'Jersey Shore' Season 2 Reviews: The Best Lines

MTV
Snooki, The Situation and company make their return to television tonight (have they ever really left?) in the second season premiere of MTV's reality hit Jersey Shore. The press has been saturated with all things Guido and Guidette this week (poor Snooki), and now reviews of tonight's premiere are starting to trickle in. Most seem to find the show, at the very least, entertaining when not taken too seriously. With that in mind—fistpumps, everybody—here are the best lines from today's early reviews:
The TV Paige blog at Chicago Sun-Times begins a bit negatively...:
If someone asked me, "What's wrong with America?," I would probably answer, "Snooki Polizzi." It was around the time that Snooki was Twittering with John McCain about Obama's evil tanning tax that I realized things had gone too far.
...but starts to change its tune after a peak at J-WOWW's fresh new season two fashions:
J-WOWW, who is truly a busty marvel of nature, interviews while wearing a cocktail umbrella behind her ear.
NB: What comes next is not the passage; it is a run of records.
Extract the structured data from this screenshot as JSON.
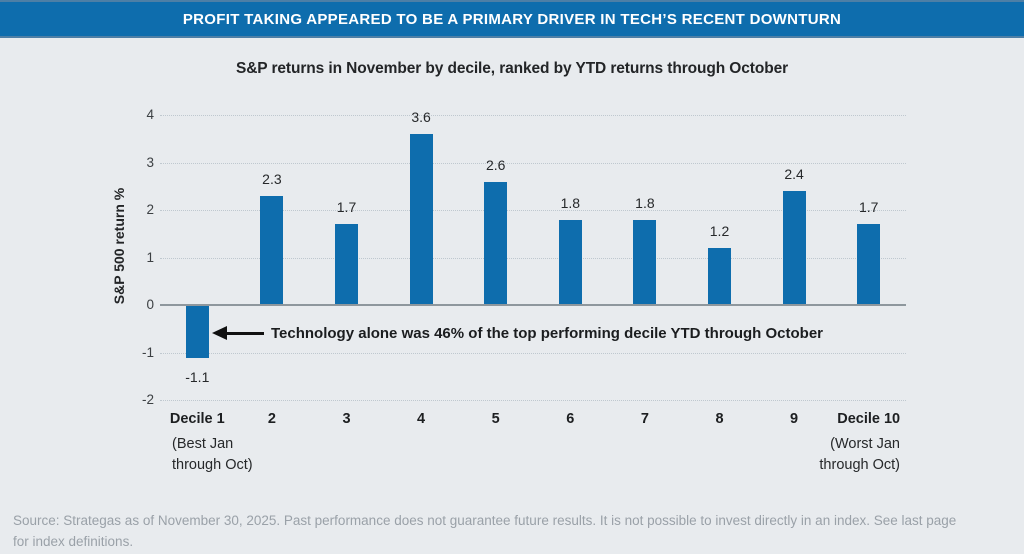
{
  "banner": {
    "title": "PROFIT TAKING APPEARED TO BE A PRIMARY DRIVER IN TECH’S RECENT DOWNTURN"
  },
  "chart_data": {
    "type": "bar",
    "title": "S&P returns in November by decile, ranked by YTD returns through October",
    "ylabel": "S&P 500 return %",
    "xlabel": "",
    "categories": [
      "Decile 1",
      "2",
      "3",
      "4",
      "5",
      "6",
      "7",
      "8",
      "9",
      "Decile 10"
    ],
    "values": [
      -1.1,
      2.3,
      1.7,
      3.6,
      2.6,
      1.8,
      1.8,
      1.2,
      2.4,
      1.7
    ],
    "first_category_sublabel": [
      "(Best Jan",
      "through Oct)"
    ],
    "last_category_sublabel": [
      "(Worst Jan",
      "through Oct)"
    ],
    "yticks": [
      4,
      3,
      2,
      1,
      0,
      -1,
      -2
    ],
    "ylim": [
      -2,
      4
    ],
    "grid": "dotted-horizontal",
    "legend": "none",
    "annotation": {
      "text": "Technology alone was 46% of the top performing decile YTD through October",
      "arrow": "points-left-from-text-to-decile-1-bar"
    }
  },
  "colors": {
    "background": "#e8ebee",
    "banner": "#0e6dad",
    "bar": "#0e6dad",
    "gridline": "#bfc8cf",
    "zero_line": "#8e979d",
    "footer_text": "#9aa1a8"
  },
  "footer": {
    "line1": "Source: Strategas as of November 30, 2025. Past performance does not guarantee future results. It is not possible to invest directly in an index. See last page",
    "line2": "for index definitions."
  }
}
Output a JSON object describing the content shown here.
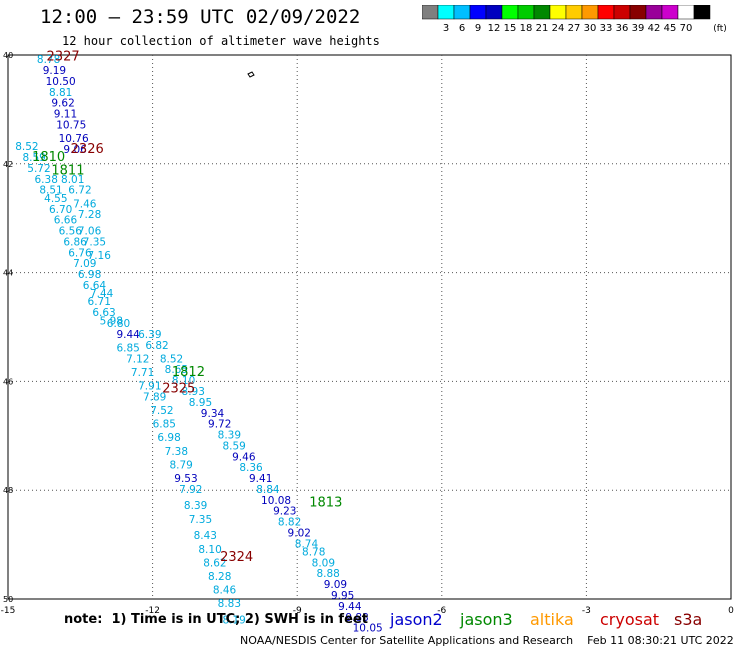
{
  "header": {
    "title": "12:00 — 23:59 UTC 02/09/2022",
    "subtitle": "12 hour collection of altimeter wave heights"
  },
  "legend_scale": {
    "colors": [
      "#7f7f7f",
      "#00ffff",
      "#00bfff",
      "#0000ff",
      "#0000bf",
      "#00ff00",
      "#00cc00",
      "#008800",
      "#ffff00",
      "#ffcc00",
      "#ff9900",
      "#ff0000",
      "#cc0000",
      "#880000",
      "#990099",
      "#cc00cc",
      "#ffffff",
      "#000000"
    ],
    "labels": [
      "3",
      "6",
      "9",
      "12",
      "15",
      "18",
      "21",
      "24",
      "27",
      "30",
      "33",
      "36",
      "39",
      "42",
      "45",
      "70"
    ],
    "unit": "(ft)"
  },
  "axes": {
    "lat_labels": [
      "40",
      "42",
      "44",
      "46",
      "48",
      "50"
    ],
    "lon_labels": [
      "-15",
      "-12",
      "-9",
      "-6",
      "-3",
      "0"
    ]
  },
  "footer": {
    "note": "note:  1) Time is in UTC; 2) SWH is in feet",
    "satellites": [
      {
        "name": "jason2",
        "color": "#0000cc"
      },
      {
        "name": "jason3",
        "color": "#008800"
      },
      {
        "name": "altika",
        "color": "#ff9900"
      },
      {
        "name": "cryosat",
        "color": "#cc0000"
      },
      {
        "name": "s3a",
        "color": "#880000"
      }
    ],
    "credit": "NOAA/NESDIS Center for Satellite Applications and Research    Feb 11 08:30:21 UTC 2022"
  },
  "track_times": [
    {
      "text": "2327",
      "color": "#880000",
      "lon": -14.2,
      "lat": -40.1
    },
    {
      "text": "2326",
      "color": "#880000",
      "lon": -13.7,
      "lat": -41.8
    },
    {
      "text": "1810",
      "color": "#008800",
      "lon": -14.5,
      "lat": -41.95
    },
    {
      "text": "1811",
      "color": "#008800",
      "lon": -14.1,
      "lat": -42.2
    },
    {
      "text": "1812",
      "color": "#008800",
      "lon": -11.6,
      "lat": -45.9
    },
    {
      "text": "2325",
      "color": "#880000",
      "lon": -11.8,
      "lat": -46.2
    },
    {
      "text": "1813",
      "color": "#008800",
      "lon": -8.75,
      "lat": -48.3
    },
    {
      "text": "2324",
      "color": "#880000",
      "lon": -10.6,
      "lat": -49.3
    }
  ],
  "swh_points": [
    {
      "v": "8.78",
      "lon": -14.4,
      "lat": -40.15,
      "c": "#00aadd"
    },
    {
      "v": "9.19",
      "lon": -14.28,
      "lat": -40.35,
      "c": "#0000bb"
    },
    {
      "v": "10.50",
      "lon": -14.22,
      "lat": -40.55,
      "c": "#0000bb"
    },
    {
      "v": "8.81",
      "lon": -14.15,
      "lat": -40.75,
      "c": "#00aadd"
    },
    {
      "v": "9.62",
      "lon": -14.1,
      "lat": -40.95,
      "c": "#0000bb"
    },
    {
      "v": "9.11",
      "lon": -14.05,
      "lat": -41.15,
      "c": "#0000bb"
    },
    {
      "v": "10.75",
      "lon": -14.0,
      "lat": -41.35,
      "c": "#0000bb"
    },
    {
      "v": "10.76",
      "lon": -13.95,
      "lat": -41.6,
      "c": "#0000bb"
    },
    {
      "v": "9.06",
      "lon": -13.85,
      "lat": -41.8,
      "c": "#0000bb"
    },
    {
      "v": "8.52",
      "lon": -14.85,
      "lat": -41.75,
      "c": "#00aadd"
    },
    {
      "v": "8.59",
      "lon": -14.7,
      "lat": -41.95,
      "c": "#00aadd"
    },
    {
      "v": "5.72",
      "lon": -14.6,
      "lat": -42.15,
      "c": "#00aadd"
    },
    {
      "v": "6.38",
      "lon": -14.45,
      "lat": -42.35,
      "c": "#00aadd"
    },
    {
      "v": "8.01",
      "lon": -13.9,
      "lat": -42.35,
      "c": "#00aadd"
    },
    {
      "v": "8.51",
      "lon": -14.35,
      "lat": -42.55,
      "c": "#00aadd"
    },
    {
      "v": "6.72",
      "lon": -13.75,
      "lat": -42.55,
      "c": "#00aadd"
    },
    {
      "v": "4.55",
      "lon": -14.25,
      "lat": -42.7,
      "c": "#00aadd"
    },
    {
      "v": "7.46",
      "lon": -13.65,
      "lat": -42.8,
      "c": "#00aadd"
    },
    {
      "v": "6.70",
      "lon": -14.15,
      "lat": -42.9,
      "c": "#00aadd"
    },
    {
      "v": "7.28",
      "lon": -13.55,
      "lat": -43.0,
      "c": "#00aadd"
    },
    {
      "v": "6.66",
      "lon": -14.05,
      "lat": -43.1,
      "c": "#00aadd"
    },
    {
      "v": "6.56",
      "lon": -13.95,
      "lat": -43.3,
      "c": "#00aadd"
    },
    {
      "v": "7.06",
      "lon": -13.55,
      "lat": -43.3,
      "c": "#00aadd"
    },
    {
      "v": "6.86",
      "lon": -13.85,
      "lat": -43.5,
      "c": "#00aadd"
    },
    {
      "v": "7.35",
      "lon": -13.45,
      "lat": -43.5,
      "c": "#00aadd"
    },
    {
      "v": "6.76",
      "lon": -13.75,
      "lat": -43.7,
      "c": "#00aadd"
    },
    {
      "v": "7.16",
      "lon": -13.35,
      "lat": -43.75,
      "c": "#00aadd"
    },
    {
      "v": "7.09",
      "lon": -13.65,
      "lat": -43.9,
      "c": "#00aadd"
    },
    {
      "v": "6.98",
      "lon": -13.55,
      "lat": -44.1,
      "c": "#00aadd"
    },
    {
      "v": "6.64",
      "lon": -13.45,
      "lat": -44.3,
      "c": "#00aadd"
    },
    {
      "v": "7.44",
      "lon": -13.3,
      "lat": -44.45,
      "c": "#00aadd"
    },
    {
      "v": "6.71",
      "lon": -13.35,
      "lat": -44.6,
      "c": "#00aadd"
    },
    {
      "v": "6.63",
      "lon": -13.25,
      "lat": -44.8,
      "c": "#00aadd"
    },
    {
      "v": "5.98",
      "lon": -13.1,
      "lat": -44.95,
      "c": "#00aadd"
    },
    {
      "v": "6.80",
      "lon": -12.95,
      "lat": -45.0,
      "c": "#00aadd"
    },
    {
      "v": "9.44",
      "lon": -12.75,
      "lat": -45.2,
      "c": "#0000bb"
    },
    {
      "v": "6.39",
      "lon": -12.3,
      "lat": -45.2,
      "c": "#00aadd"
    },
    {
      "v": "6.85",
      "lon": -12.75,
      "lat": -45.45,
      "c": "#00aadd"
    },
    {
      "v": "6.82",
      "lon": -12.15,
      "lat": -45.4,
      "c": "#00aadd"
    },
    {
      "v": "7.12",
      "lon": -12.55,
      "lat": -45.65,
      "c": "#00aadd"
    },
    {
      "v": "8.52",
      "lon": -11.85,
      "lat": -45.65,
      "c": "#00aadd"
    },
    {
      "v": "7.71",
      "lon": -12.45,
      "lat": -45.9,
      "c": "#00aadd"
    },
    {
      "v": "8.65",
      "lon": -11.75,
      "lat": -45.85,
      "c": "#00aadd"
    },
    {
      "v": "7.91",
      "lon": -12.3,
      "lat": -46.15,
      "c": "#00aadd"
    },
    {
      "v": "8.10",
      "lon": -11.6,
      "lat": -46.05,
      "c": "#00aadd"
    },
    {
      "v": "8.93",
      "lon": -11.4,
      "lat": -46.25,
      "c": "#00aadd"
    },
    {
      "v": "7.89",
      "lon": -12.2,
      "lat": -46.35,
      "c": "#00aadd"
    },
    {
      "v": "8.95",
      "lon": -11.25,
      "lat": -46.45,
      "c": "#00aadd"
    },
    {
      "v": "7.52",
      "lon": -12.05,
      "lat": -46.6,
      "c": "#00aadd"
    },
    {
      "v": "9.34",
      "lon": -11.0,
      "lat": -46.65,
      "c": "#0000bb"
    },
    {
      "v": "6.85",
      "lon": -12.0,
      "lat": -46.85,
      "c": "#00aadd"
    },
    {
      "v": "9.72",
      "lon": -10.85,
      "lat": -46.85,
      "c": "#0000bb"
    },
    {
      "v": "8.39",
      "lon": -10.65,
      "lat": -47.05,
      "c": "#00aadd"
    },
    {
      "v": "6.98",
      "lon": -11.9,
      "lat": -47.1,
      "c": "#00aadd"
    },
    {
      "v": "8.59",
      "lon": -10.55,
      "lat": -47.25,
      "c": "#00aadd"
    },
    {
      "v": "7.38",
      "lon": -11.75,
      "lat": -47.35,
      "c": "#00aadd"
    },
    {
      "v": "9.46",
      "lon": -10.35,
      "lat": -47.45,
      "c": "#0000bb"
    },
    {
      "v": "8.79",
      "lon": -11.65,
      "lat": -47.6,
      "c": "#00aadd"
    },
    {
      "v": "8.36",
      "lon": -10.2,
      "lat": -47.65,
      "c": "#00aadd"
    },
    {
      "v": "9.41",
      "lon": -10.0,
      "lat": -47.85,
      "c": "#0000bb"
    },
    {
      "v": "9.53",
      "lon": -11.55,
      "lat": -47.85,
      "c": "#0000bb"
    },
    {
      "v": "8.84",
      "lon": -9.85,
      "lat": -48.05,
      "c": "#00aadd"
    },
    {
      "v": "7.92",
      "lon": -11.45,
      "lat": -48.05,
      "c": "#00aadd"
    },
    {
      "v": "10.08",
      "lon": -9.75,
      "lat": -48.25,
      "c": "#0000bb"
    },
    {
      "v": "8.39",
      "lon": -11.35,
      "lat": -48.35,
      "c": "#00aadd"
    },
    {
      "v": "9.23",
      "lon": -9.5,
      "lat": -48.45,
      "c": "#0000bb"
    },
    {
      "v": "7.35",
      "lon": -11.25,
      "lat": -48.6,
      "c": "#00aadd"
    },
    {
      "v": "8.82",
      "lon": -9.4,
      "lat": -48.65,
      "c": "#00aadd"
    },
    {
      "v": "9.02",
      "lon": -9.2,
      "lat": -48.85,
      "c": "#0000bb"
    },
    {
      "v": "8.43",
      "lon": -11.15,
      "lat": -48.9,
      "c": "#00aadd"
    },
    {
      "v": "8.74",
      "lon": -9.05,
      "lat": -49.05,
      "c": "#00aadd"
    },
    {
      "v": "8.10",
      "lon": -11.05,
      "lat": -49.15,
      "c": "#00aadd"
    },
    {
      "v": "8.78",
      "lon": -8.9,
      "lat": -49.2,
      "c": "#00aadd"
    },
    {
      "v": "8.62",
      "lon": -10.95,
      "lat": -49.4,
      "c": "#00aadd"
    },
    {
      "v": "8.09",
      "lon": -8.7,
      "lat": -49.4,
      "c": "#00aadd"
    },
    {
      "v": "8.88",
      "lon": -8.6,
      "lat": -49.6,
      "c": "#00aadd"
    },
    {
      "v": "8.28",
      "lon": -10.85,
      "lat": -49.65,
      "c": "#00aadd"
    },
    {
      "v": "9.09",
      "lon": -8.45,
      "lat": -49.8,
      "c": "#0000bb"
    },
    {
      "v": "8.46",
      "lon": -10.75,
      "lat": -49.9,
      "c": "#00aadd"
    },
    {
      "v": "9.95",
      "lon": -8.3,
      "lat": -50.0,
      "c": "#0000bb"
    },
    {
      "v": "8.83",
      "lon": -10.65,
      "lat": -50.15,
      "c": "#00aadd"
    },
    {
      "v": "9.44",
      "lon": -8.15,
      "lat": -50.2,
      "c": "#0000bb"
    },
    {
      "v": "9.83",
      "lon": -8.0,
      "lat": -50.4,
      "c": "#0000bb"
    },
    {
      "v": "8.19",
      "lon": -10.55,
      "lat": -50.45,
      "c": "#00aadd"
    },
    {
      "v": "10.05",
      "lon": -7.85,
      "lat": -50.6,
      "c": "#0000bb"
    }
  ]
}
The Washington Post finds comfort in Snooki's self-awareness:
Watching them quells some inner beast; they slap and scream and throw down so the rest of America won't have to.Snooki: "I feel like I'm going to be like a tornado. I'm just going to go from place to place, destroying it."
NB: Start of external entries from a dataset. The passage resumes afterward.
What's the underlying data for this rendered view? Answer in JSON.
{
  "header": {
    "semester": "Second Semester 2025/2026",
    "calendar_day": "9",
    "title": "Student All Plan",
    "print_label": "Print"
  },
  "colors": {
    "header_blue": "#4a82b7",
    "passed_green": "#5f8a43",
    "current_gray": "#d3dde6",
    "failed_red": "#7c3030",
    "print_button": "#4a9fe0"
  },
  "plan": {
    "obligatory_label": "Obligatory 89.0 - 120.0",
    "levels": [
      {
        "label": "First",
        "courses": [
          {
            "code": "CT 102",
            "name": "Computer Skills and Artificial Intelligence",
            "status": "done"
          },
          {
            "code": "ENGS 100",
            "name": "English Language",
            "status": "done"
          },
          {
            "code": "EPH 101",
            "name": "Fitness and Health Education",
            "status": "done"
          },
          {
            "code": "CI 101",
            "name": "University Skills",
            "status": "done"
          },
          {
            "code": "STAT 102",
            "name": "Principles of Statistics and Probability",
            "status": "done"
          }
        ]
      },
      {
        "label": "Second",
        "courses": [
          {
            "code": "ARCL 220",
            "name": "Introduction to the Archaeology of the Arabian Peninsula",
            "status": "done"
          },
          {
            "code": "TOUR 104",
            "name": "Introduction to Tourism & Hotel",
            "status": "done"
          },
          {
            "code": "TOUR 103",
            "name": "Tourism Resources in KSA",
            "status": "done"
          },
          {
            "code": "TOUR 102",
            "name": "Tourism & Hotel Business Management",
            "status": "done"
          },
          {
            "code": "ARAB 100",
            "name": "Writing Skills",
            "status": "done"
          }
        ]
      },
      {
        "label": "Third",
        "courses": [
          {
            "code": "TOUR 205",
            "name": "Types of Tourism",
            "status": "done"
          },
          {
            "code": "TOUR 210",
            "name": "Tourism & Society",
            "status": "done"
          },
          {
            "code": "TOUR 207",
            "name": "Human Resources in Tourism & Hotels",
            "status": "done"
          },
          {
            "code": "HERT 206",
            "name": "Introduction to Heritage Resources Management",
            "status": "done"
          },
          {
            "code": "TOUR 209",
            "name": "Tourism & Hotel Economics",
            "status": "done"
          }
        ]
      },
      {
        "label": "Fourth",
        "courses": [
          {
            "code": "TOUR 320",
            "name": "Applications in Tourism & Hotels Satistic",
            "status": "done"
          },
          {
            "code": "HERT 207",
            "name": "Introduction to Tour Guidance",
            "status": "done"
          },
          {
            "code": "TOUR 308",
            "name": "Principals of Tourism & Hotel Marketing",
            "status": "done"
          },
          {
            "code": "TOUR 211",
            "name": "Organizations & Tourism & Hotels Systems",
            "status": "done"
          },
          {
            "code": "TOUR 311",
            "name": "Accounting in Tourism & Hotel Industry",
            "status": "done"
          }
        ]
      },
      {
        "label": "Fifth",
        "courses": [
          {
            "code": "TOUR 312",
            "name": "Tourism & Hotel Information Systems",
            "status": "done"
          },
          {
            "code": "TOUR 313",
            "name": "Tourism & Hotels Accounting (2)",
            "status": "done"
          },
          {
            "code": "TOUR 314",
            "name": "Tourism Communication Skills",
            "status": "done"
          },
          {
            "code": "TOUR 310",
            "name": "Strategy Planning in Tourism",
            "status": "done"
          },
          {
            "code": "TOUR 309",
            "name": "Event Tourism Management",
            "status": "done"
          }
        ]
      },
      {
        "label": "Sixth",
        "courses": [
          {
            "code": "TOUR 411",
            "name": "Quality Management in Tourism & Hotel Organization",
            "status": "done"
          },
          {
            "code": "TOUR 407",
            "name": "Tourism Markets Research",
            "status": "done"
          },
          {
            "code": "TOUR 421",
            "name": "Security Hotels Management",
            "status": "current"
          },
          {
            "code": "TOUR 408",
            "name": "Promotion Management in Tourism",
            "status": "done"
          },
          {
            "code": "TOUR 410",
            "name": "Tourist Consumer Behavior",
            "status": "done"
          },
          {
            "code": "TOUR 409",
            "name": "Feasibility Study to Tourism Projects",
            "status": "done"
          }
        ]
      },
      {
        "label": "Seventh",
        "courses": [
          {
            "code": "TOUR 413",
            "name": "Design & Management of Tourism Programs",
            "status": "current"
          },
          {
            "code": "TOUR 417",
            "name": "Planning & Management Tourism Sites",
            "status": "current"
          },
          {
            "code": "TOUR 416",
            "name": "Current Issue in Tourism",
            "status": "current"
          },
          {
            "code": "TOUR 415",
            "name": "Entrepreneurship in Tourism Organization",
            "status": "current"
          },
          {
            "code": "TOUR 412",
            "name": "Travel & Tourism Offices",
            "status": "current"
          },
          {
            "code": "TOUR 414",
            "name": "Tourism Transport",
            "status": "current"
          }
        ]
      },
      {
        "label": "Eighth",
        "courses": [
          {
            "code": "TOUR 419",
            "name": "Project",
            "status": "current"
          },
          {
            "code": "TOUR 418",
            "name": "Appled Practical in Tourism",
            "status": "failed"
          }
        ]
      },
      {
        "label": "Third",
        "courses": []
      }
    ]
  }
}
That's it! Ah, wise Snooki -- she always knows: "Jersey Shore" brings a pleasure similar to those Weather Channel shows on which cameras chase disastrous storms and funnel clouds, bringing back actual footage of nature's wrath.
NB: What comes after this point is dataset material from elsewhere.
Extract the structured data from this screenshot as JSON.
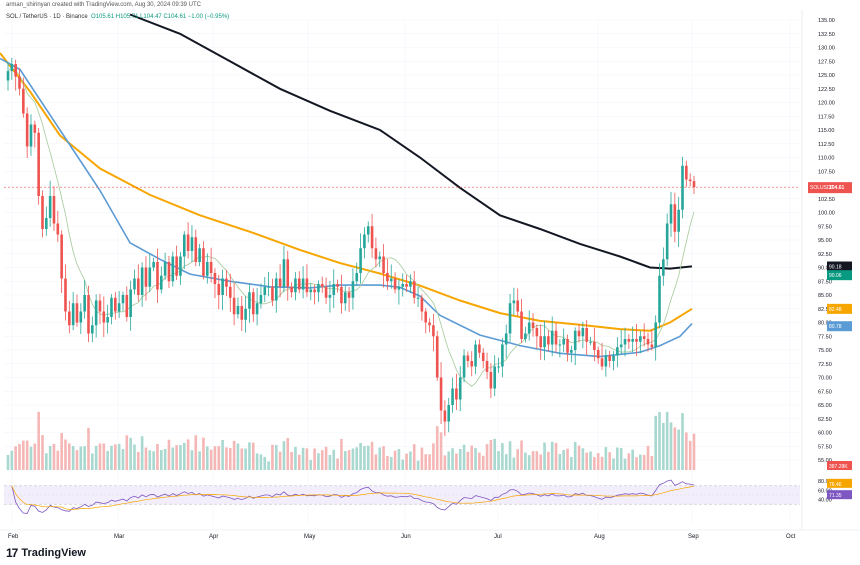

Entertainment Weekly is a fan of the premiere—and of analogies:
Like a flock of Ed Hardy-clad ducks, the ''guidos'' and ''guidettes'' of Jersey Shore have flown south for season 2. But don't worry, the core elements of what made Shore so fun its first season -- read: partying, tanning, fighting -- are in full effect.
While Capital New York reminisces about the cast, pre-stardom:
Snooki was earthy, big-hearted and a little desperate: a bright orange Miss Piggy who threw herself with abandon at any Gorilla Juice-head who crossed her path, and (literally) did backflips for attention. The Situation was a 27-year-old (that's like 90 in MTV years) who spoke about himself in the third person and harbored serious delusions of grandeur even though he lived with his parents. Viewers watched for the same reason they watched "Jerry Springer" in the 90s: for the joy of gawking, from a pleasurable anthropological remove, at people acting like animals. As Nancy Franklin wrote in The New Yorker, "[MTV] can give itself a pat on the back for enabling viewers to feel superior to at least eight other people."
Now that the critics have spoken, will you be watching?